By Frontier Trading Desk on Thursday, 18 April 2019
Category: Market information

Frontrunner - 18th April 2019

WHEAT

2019 harvest wheat crop prospects for one of the world's most influential producers are improving according to the latest publications seen from analysts this week. Favourable autumn conditions and a kind winter coupled with uninterrupted spring drilling have seen the wheat area increase by over 2% on the year. Trend line yields would produce a crop in excess of 77 million tones according to the International Grains Council. With crops in good condition, the Russian agricultural consultancy now forecast the country's 2019 wheat crop reaching 83.4 million tonnes; up from their previous estimate of 80 million tonnes. This looks optimistic compared to the Institute of Agricultural Market Studies (IKAR), which sees the crop at 79.5 million tones. However, this is well above the 2018 crop of 72 million tonnes. Weather will need to remain favorable but, historically, the dry and hot conditions in the three months leading up to harvest is when the damage has been done.

Speculative funds continue to hold a near record short position in the US CBOT corn futures market, despite the significant snow, rain and flooding that has affected the US Corn Belt and raised concerns around delayed drilling. In their crop progress report on Monday, the USDA reported 3% of the crop planted which was behind trader expectations but in line with last year. The funds are holding their nerve but planting progress will be watched closely in the coming weeks. In Brazil, weather remains favourable and observers there see the potential for record yields for the safrinha (second) corn crop.

In contrast to the US Midwest, the East of England has stayed mostly dry and there is no rain of any note in the short/medium term forecast. With temperatures set to rise to over 20 degrees centigrade over the coming Easter weekend, there are increasing fears for the potential of the UK wheat crop.Without notable rain in the near future, yield potential could be tested, particularly on light land. Some European countries are faring better, and earlier this week a German cooperative put their wheat crop at 24.4 million tonnes, up over 20% on the year.

BARLEY

It has been a quiet week in the feed barley market. Old crop feed barley is now at a reasonably large discount to wheat and, as a result, on paper it is starting to feature more in compound rations. It should be noted, however, that due to historic purchases of maize many consumers are unable to reformulate and include more barley in their rations.

The new crop malting barley market has been nervous on the back of dry weather around Europe. This has resulted in a lack of farm selling and, coupled with brewer buying interest, has resulted in the market firming despite the large spring barley crop.

With plenty of uncertainty in the next year, we can expect volatility in the barley market and pools will continue to help manage the risk when marketing crops. Frontier's feed and malting barley pools remain open. Please contact your farm trader for more information.

OILSEED RAPE

After the steep sell-off in the early part of 2019, domestic OSR prices have been reasonably stable over the past couple of months. Current values are around £30 per tonne lower than at harvest and £10 per tonne of this can be explained by the weakness in sterling over the same period. Hopes of a price bounce based on the new crop European supply and demand balance in rapeseed is currently being hampered by a number of factors in the wider global oilseeds market.

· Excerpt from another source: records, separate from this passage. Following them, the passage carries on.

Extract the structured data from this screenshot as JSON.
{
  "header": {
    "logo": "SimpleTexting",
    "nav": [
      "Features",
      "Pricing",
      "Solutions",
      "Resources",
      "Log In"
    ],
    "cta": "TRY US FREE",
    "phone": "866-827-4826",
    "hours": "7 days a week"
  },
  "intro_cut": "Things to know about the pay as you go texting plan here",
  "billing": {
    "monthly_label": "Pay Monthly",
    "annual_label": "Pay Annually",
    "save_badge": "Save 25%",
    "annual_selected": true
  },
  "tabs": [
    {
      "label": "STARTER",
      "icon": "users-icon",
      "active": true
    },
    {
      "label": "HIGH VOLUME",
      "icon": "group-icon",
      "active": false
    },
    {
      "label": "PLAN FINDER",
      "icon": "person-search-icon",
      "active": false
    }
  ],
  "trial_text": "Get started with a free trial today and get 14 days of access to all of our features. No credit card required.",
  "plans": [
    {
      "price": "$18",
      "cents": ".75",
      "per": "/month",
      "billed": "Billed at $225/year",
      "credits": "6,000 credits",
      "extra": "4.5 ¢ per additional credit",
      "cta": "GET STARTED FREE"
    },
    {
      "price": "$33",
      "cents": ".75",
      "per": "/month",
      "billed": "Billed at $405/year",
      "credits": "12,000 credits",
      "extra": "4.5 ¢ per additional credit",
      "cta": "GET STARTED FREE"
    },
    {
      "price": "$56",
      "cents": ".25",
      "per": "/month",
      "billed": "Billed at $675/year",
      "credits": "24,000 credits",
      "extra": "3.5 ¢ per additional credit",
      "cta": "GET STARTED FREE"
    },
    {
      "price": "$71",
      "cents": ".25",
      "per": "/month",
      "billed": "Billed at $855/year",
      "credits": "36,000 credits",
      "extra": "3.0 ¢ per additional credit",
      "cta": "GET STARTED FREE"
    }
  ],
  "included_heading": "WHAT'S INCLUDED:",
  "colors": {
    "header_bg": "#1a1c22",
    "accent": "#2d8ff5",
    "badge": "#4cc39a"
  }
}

There continues to be optimism from both sides for a resolution to the US/China trade dispute but the lack of definitive detail on any deal continues to fuel negative sentiment. South American soybean crop estimates continue to grow. This week the Soybean and Corn Advisor, an influential news feed based in Illinois, marked Brazilian and Argentine production up by one million tonnes each and predicted that Uruguay's yields could double if good weather holds into May. Additionally, China's National Bureau of Statistics flagged that Chinese farmers expect to plant 16.4% more beans than last year, which could increase their production by around two million tonnes. In the meantime, Chinese demand for oilseeds is being severely restricted by the outbreak of African swine fever in their pig herd. They could lose 200 million pigs during the outbreak, with March figures confirming a drop in numbers of 18.8% against the same month last year. Currently, Chinese soybean imports sit 14% down on an annual basis. These factors all point towards a heavy stock position as we move towards the northern hemisphere harvest.

PULSES

​Both old and new crop pulse markets remain very quiet in the run up to Easter. With very little rain in the forecast for the next two weeks, farmers are reluctant to make further sales but at the same time, buyers are not hungry at these relatively high new crop price levels. Looking forward, further price movements will be dictated by weather changes both here in the UK and in the Baltic states where spring beans have only recently been drilled.